With a rustle of skirts and the kiss of breath on his skin, Taniquel slipped her arms around his waist. Lips brushed against the base of his neck, where the neckline of unlaced summer shirt lay open. The tension lacing his nerves softened, as it always did in her presence.
“Bad dreams?” she murmured.
“Rumail again.”
She turned him to face her. Her eyes shone like polished steel. “He is dead, love. I saw his shade in the Overworld, remember? They are all dead. And the dead cannot harm us, not a single one of that whole nest of scorpion-ants.”
He wondered, not for the first time, if she were right, if that disquieting sense of Rumail’s presence were no more than lingering memory. It was natural to have such fears, the healers had told him, as the mind accepted what had happened, made order of tragedy and prepared to move on. But the image and the gut-wrenching reaction had seemed so real . . . He shook his head as if to clear it, and his hand went unconsciously to the invisible wound over his belly.
“We have won, truly won,” she went on, her voice a shade strident now. “You can see that every day in the eyes of our people.
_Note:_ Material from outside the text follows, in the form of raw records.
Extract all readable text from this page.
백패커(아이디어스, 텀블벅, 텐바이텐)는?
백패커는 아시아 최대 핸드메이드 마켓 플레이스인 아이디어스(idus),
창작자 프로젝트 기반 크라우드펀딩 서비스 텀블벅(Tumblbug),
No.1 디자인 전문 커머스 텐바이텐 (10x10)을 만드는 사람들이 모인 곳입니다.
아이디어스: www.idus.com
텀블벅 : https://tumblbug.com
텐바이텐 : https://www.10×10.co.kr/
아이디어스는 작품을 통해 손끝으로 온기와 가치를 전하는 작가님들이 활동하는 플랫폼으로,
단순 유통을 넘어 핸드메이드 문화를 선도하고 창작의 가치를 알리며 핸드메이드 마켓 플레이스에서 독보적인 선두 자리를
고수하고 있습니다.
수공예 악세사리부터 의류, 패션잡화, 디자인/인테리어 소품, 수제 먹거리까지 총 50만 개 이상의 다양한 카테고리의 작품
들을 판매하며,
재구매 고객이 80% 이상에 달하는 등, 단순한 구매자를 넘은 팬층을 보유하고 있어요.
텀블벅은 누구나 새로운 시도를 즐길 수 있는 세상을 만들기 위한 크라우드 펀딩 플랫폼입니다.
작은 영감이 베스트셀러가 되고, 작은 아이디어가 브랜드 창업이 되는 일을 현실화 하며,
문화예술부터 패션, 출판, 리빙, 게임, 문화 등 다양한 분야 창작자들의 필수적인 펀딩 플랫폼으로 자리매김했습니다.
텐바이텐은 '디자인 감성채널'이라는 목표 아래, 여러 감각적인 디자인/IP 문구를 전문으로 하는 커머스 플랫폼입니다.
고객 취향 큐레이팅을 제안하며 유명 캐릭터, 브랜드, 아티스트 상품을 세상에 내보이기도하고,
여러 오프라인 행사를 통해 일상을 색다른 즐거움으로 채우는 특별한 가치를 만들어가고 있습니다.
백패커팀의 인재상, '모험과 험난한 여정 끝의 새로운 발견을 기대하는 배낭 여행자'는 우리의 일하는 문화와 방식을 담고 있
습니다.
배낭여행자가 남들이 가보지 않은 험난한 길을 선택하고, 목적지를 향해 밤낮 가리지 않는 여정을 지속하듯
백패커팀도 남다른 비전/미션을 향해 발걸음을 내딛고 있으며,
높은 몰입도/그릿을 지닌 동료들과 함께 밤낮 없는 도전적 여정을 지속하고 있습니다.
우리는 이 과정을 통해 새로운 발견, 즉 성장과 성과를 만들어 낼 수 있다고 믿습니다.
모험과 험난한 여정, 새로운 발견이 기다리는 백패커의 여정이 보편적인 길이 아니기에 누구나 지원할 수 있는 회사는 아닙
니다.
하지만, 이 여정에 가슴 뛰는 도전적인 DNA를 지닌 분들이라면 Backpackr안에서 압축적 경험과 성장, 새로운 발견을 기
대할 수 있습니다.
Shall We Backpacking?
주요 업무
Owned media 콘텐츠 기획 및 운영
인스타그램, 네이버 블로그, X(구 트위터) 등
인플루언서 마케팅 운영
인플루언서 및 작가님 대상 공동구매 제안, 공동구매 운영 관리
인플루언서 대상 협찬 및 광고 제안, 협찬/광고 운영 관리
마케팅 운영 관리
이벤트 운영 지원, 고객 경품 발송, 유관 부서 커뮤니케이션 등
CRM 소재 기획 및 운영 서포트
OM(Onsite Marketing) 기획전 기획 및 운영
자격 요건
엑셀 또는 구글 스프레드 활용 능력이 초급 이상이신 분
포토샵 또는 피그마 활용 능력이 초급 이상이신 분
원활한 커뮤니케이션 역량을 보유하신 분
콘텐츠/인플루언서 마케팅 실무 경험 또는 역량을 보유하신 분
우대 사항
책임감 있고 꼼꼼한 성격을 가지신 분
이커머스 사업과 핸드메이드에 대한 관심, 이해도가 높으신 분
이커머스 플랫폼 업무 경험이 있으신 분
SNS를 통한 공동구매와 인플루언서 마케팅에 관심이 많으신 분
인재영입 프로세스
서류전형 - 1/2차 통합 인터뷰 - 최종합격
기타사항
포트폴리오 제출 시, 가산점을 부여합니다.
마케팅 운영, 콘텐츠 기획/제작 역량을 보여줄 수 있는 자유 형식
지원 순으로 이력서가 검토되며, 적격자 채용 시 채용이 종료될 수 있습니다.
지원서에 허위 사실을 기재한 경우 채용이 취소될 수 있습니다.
Deslucido’s terrible secrets died with him, and that is the end to it. Darkover is safe, thanks to all of us. Now we have the future ahead of us. We are together, which I never dreamed possible. Isn’t that enough?”
Coryn lifted his arms and she came into them. When she talked like this, his life seemed an unfolding miracle. Even the loss of his talent could not negate the soaring joy he felt every time she enfolded him in her sweetness. The nightmares would fade, he told himself.
Taniquel pressed against him. Her belly and breasts had rounded these past few tendays and her skin felt hot, almost velvety, with early pregnancy. Sometimes he thought he felt—or perhaps only remembered—the golden glow deep inside her.
Our daughter,
he thought.
Our future.
They’d decided to name her Felicia, as a token of their own happiness.
EPILOGUE
A
ragged man rode into a small town along the Kadarin River, a town where no one inquired of any business past the color of a man’s money. His mule limped, ribs staring out of a dull, dust-choked coat. The man himself was wild-haired and taciturn, his face seamed like worn leather. Even these rough folk who lived on the edge of bandit country looked away quickly, not wanting to meet his eyes.
The man shuffled into the single inn, hunched down at a table, and ordered hot food. It came, a bowl of steaming gray stew with a fist-sized lump of soda bread. He bent over it, staring into its opaque depths as if to read some secret there. The stew, though bland and greasy, warmed his belly. He would live, he repeated to himself. He might be too old to carry out his revenge during his own lifetime, but he was not beyond fathering sons to carry on. And someday, he swore to himself yet again, the Hastur bitch and her issue would pay for what they had done.